Some Instruments for Setting out Right Angles

Instruments for Setting out Right Angles

Cross staff:

The cross staff is used for

a) Finding out foot of the perpendicular from a given point to a line
b) Setting right angle at a given point on a line

There are three forms of cross staff

1. Open cross staff
2. The French and
3. The Adjustable
4. Optional Square
5. Prism square, the first one is commonly use.

1. Open Cross Staff:

It is a simple. It consists of two parts: - 1) the head; 2) the leg. The common type of cross staff consists of 4 metal arms with vertical slits for sighting through.

The head is fixed to the top of an iron stand about 1 .2 to 1.5 m long this is driven in to the ground.

For setting perpendiculars lines, one pair of opposite arms is aligned with the chain line. It is specially used for setting off and marking contour lines.

To find the foot of perpendicular from a given point to a given lines:

To take offset, the cross staff is held vertically on chain where the offset is likely to occur, and turn until one pair of opposite slits directed to arranging rod at the forward end of the chain line, the offset is taken is bisected. If not the cross staff is moved forward or back word the chain line until the line of sight through the pair of slits at right angle the chain lines, does bisect the point.

In setting out a right angle at point on the chain line:

The cross staff is held vertically over the given point on the chain and turn until the ranging road at either end of the chain line is bisected the line of slight through 1 pair of the opposite slits. Then the line through the other pair of slits which is at right angles to the chain line through the other pair of slits which is at right angles to the chain line. Line may be marked by a ranging rod at inconvenient point on the sighted.

2. French Cross Staff:

The octagonal form cross staff is the French cross staff. It consists of an octagonal brass tube with slits on all eight sides. If has an alternate vertical slit and an opposite vertical window with a vertical horse hair or affine wire on each of the four sides. These are used for setting our right angles. On the other side are vertical slits, which are at 45 degree to those previously mentioned, for setting out angles of 45 degree.

The base carries a socket so that it may be fitted on the pointed staff when the instrument is to be used. The sight being too close (only 8 cm apart) it is inferior to the open type.

3. Adjustable Cross Staff:

It consists of a brass cylindrical tube about 8 cm in diameter and 1 cm in deep, and is divided in the centre. The upper cylinder can be rotated relatively to the lower one by a circular rack and pinion arrangement actuated by screw. Both are provided with sighting slits. The lower part is graduated to degrees and sub divisions, while the upper one carries a vernier. Thus it may be use for setting out angles of any magnitude.

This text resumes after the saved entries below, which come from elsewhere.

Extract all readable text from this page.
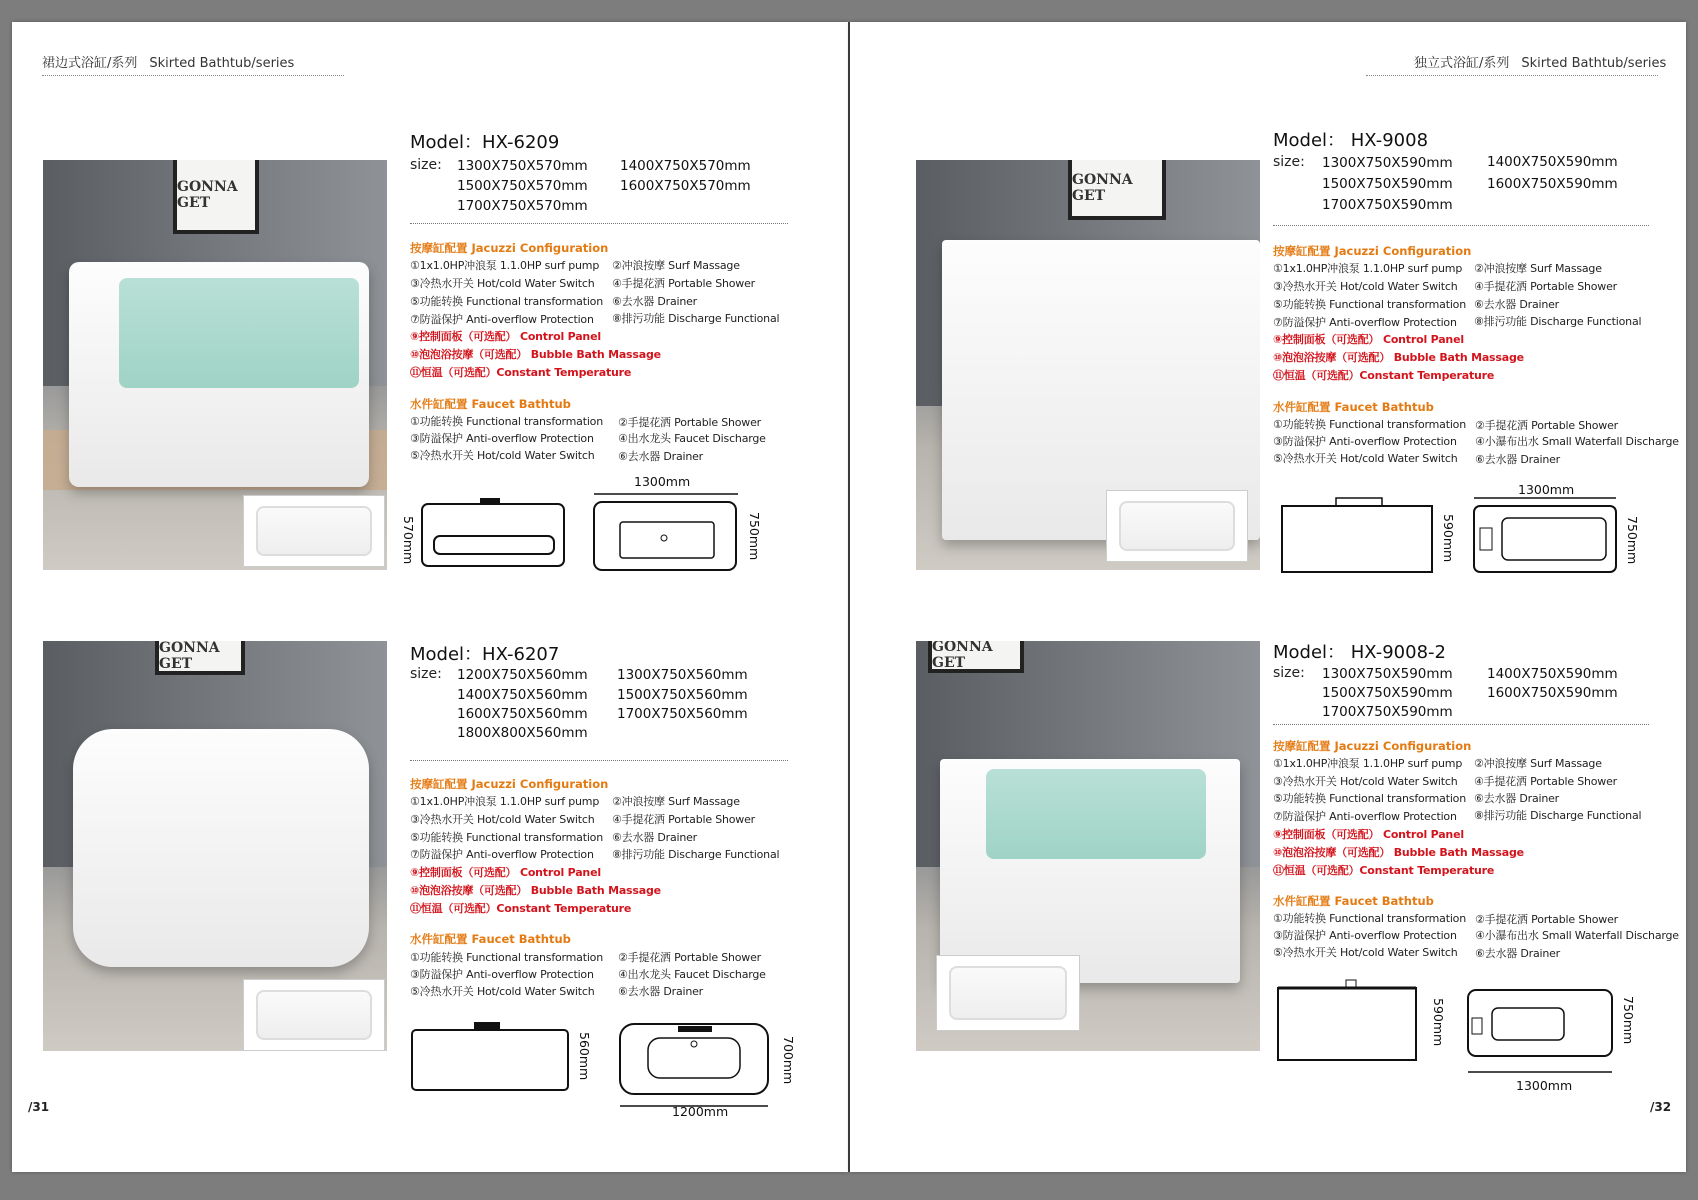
裙边式浴缸/系列 Skirted Bathtub/series
/31
独立式浴缸/系列 Skirted Bathtub/series
/32
GONNA GET
Model：HX-6209
size: 1300X750X570mm 1400X750X570mm
1500X750X570mm 1600X750X570mm
1700X750X570mm
按摩缸配置 Jacuzzi Configuration
①1x1.0HP冲浪泵 1.1.0HP surf pump ②冲浪按摩 Surf Massage
③冷热水开关 Hot/cold Water Switch ④手提花洒 Portable Shower
⑤功能转换 Functional transformation ⑥去水器 Drainer
⑦防溢保护 Anti-overflow Protection ⑧排污功能 Discharge Functional
⑨控制面板（可选配） Control Panel
⑩泡泡浴按摩（可选配） Bubble Bath Massage
⑪恒温（可选配）Constant Temperature
水件缸配置 Faucet Bathtub
①功能转换 Functional transformation ②手提花洒 Portable Shower
③防溢保护 Anti-overflow Protection ④出水龙头 Faucet Discharge
⑤冷热水开关 Hot/cold Water Switch ⑥去水器 Drainer
570mm
1300mm
750mm
GONNA GET	Model：HX-6207
size: 1200X750X560mm 1300X750X560mm
1400X750X560mm 1500X750X560mm
1600X750X560mm 1700X750X560mm
1800X800X560mm
按摩缸配置 Jacuzzi Configuration
①1x1.0HP冲浪泵 1.1.0HP surf pump ②冲浪按摩 Surf Massage
③冷热水开关 Hot/cold Water Switch ④手提花洒 Portable Shower
⑤功能转换 Functional transformation ⑥去水器 Drainer
⑦防溢保护 Anti-overflow Protection ⑧排污功能 Discharge Functional
⑨控制面板（可选配） Control Panel
⑩泡泡浴按摩（可选配） Bubble Bath Massage
⑪恒温（可选配）Constant Temperature
水件缸配置 Faucet Bathtub
①功能转换 Functional transformation ②手提花洒 Portable Shower
③防溢保护 Anti-overflow Protection ④出水龙头 Faucet Discharge
⑤冷热水开关 Hot/cold Water Switch ⑥去水器 Drainer
560mm
1200mm
700mm
GONNA GET
Model： HX-9008
size: 1300X750X590mm	1400X750X590mm
1500X750X590mm	1600X750X590mm
1700X750X590mm
按摩缸配置 Jacuzzi Configuration
①1x1.0HP冲浪泵 1.1.0HP surf pump ②冲浪按摩 Surf Massage
③冷热水开关 Hot/cold Water Switch ④手提花洒 Portable Shower
⑤功能转换 Functional transformation ⑥去水器 Drainer
⑦防溢保护 Anti-overflow Protection ⑧排污功能 Discharge Functional
⑨控制面板（可选配） Control Panel
⑩泡泡浴按摩（可选配） Bubble Bath Massage
⑪恒温（可选配）Constant Temperature
水件缸配置 Faucet Bathtub
①功能转换 Functional transformation ②手提花洒 Portable Shower
③防溢保护 Anti-overflow Protection ④小瀑布出水 Small Waterfall Discharge
⑤冷热水开关 Hot/cold Water Switch ⑥去水器 Drainer
590mm
1300mm
750mm
GONNA GET	Model： HX-9008-2
size: 1300X750X590mm	1400X750X590mm
1500X750X590mm	1600X750X590mm
1700X750X590mm
按摩缸配置 Jacuzzi Configuration
①1x1.0HP冲浪泵 1.1.0HP surf pump ②冲浪按摩 Surf Massage
③冷热水开关 Hot/cold Water Switch ④手提花洒 Portable Shower
⑤功能转换 Functional transformation ⑥去水器 Drainer
⑦防溢保护 Anti-overflow Protection ⑧排污功能 Discharge Functional
⑨控制面板（可选配） Control Panel
⑩泡泡浴按摩（可选配） Bubble Bath Massage
⑪恒温（可选配）Constant Temperature
水件缸配置 Faucet Bathtub
①功能转换 Functional transformation ②手提花洒 Portable Shower
③防溢保护 Anti-overflow Protection ④小瀑布出水 Small Waterfall Discharge
⑤冷热水开关 Hot/cold Water Switch ⑥去水器 Drainer
590mm
1300mm
750mm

It has a magnetic compass at the top, which may serve to take the bearing of the line.

4. Optional Square:

An optional square is an compact hand instrument used in setting out right angles with greater accuracy than a cross staff. It consists of a circular box about 5 cm in diameter and  1.25 cm deep in which two mirrors are fitted at right angles to the plane of instruments . The mirror ‘h’ called the horizontal glass which is half silvered and half uncovered. The mirror ‘I’ is known as index glass is known as wholly silvered. There are three openings on the side of box at e, b and ,c. the opening e is pin whole for eye , b is small rectangular slot placed opposite to pin hole and c is large rectangular slot placed at right angle to line joining e & b

The surveyor simply turns the optical square upside down which throws the aperture for the object on that side.

5. Prism Square:

It is a modern instrument and is a very use full for setting out right angles. It is based on the same principles as the optical square and is used in same manner. It requires no adjustment, since the angle between reflecting surface of the prism (45 degree) is fixed. It is unaffected by dust & can be used in poor light. For taking offset to an object the observer holds the instrument in his hand & slights directly over the prism at ringing of station.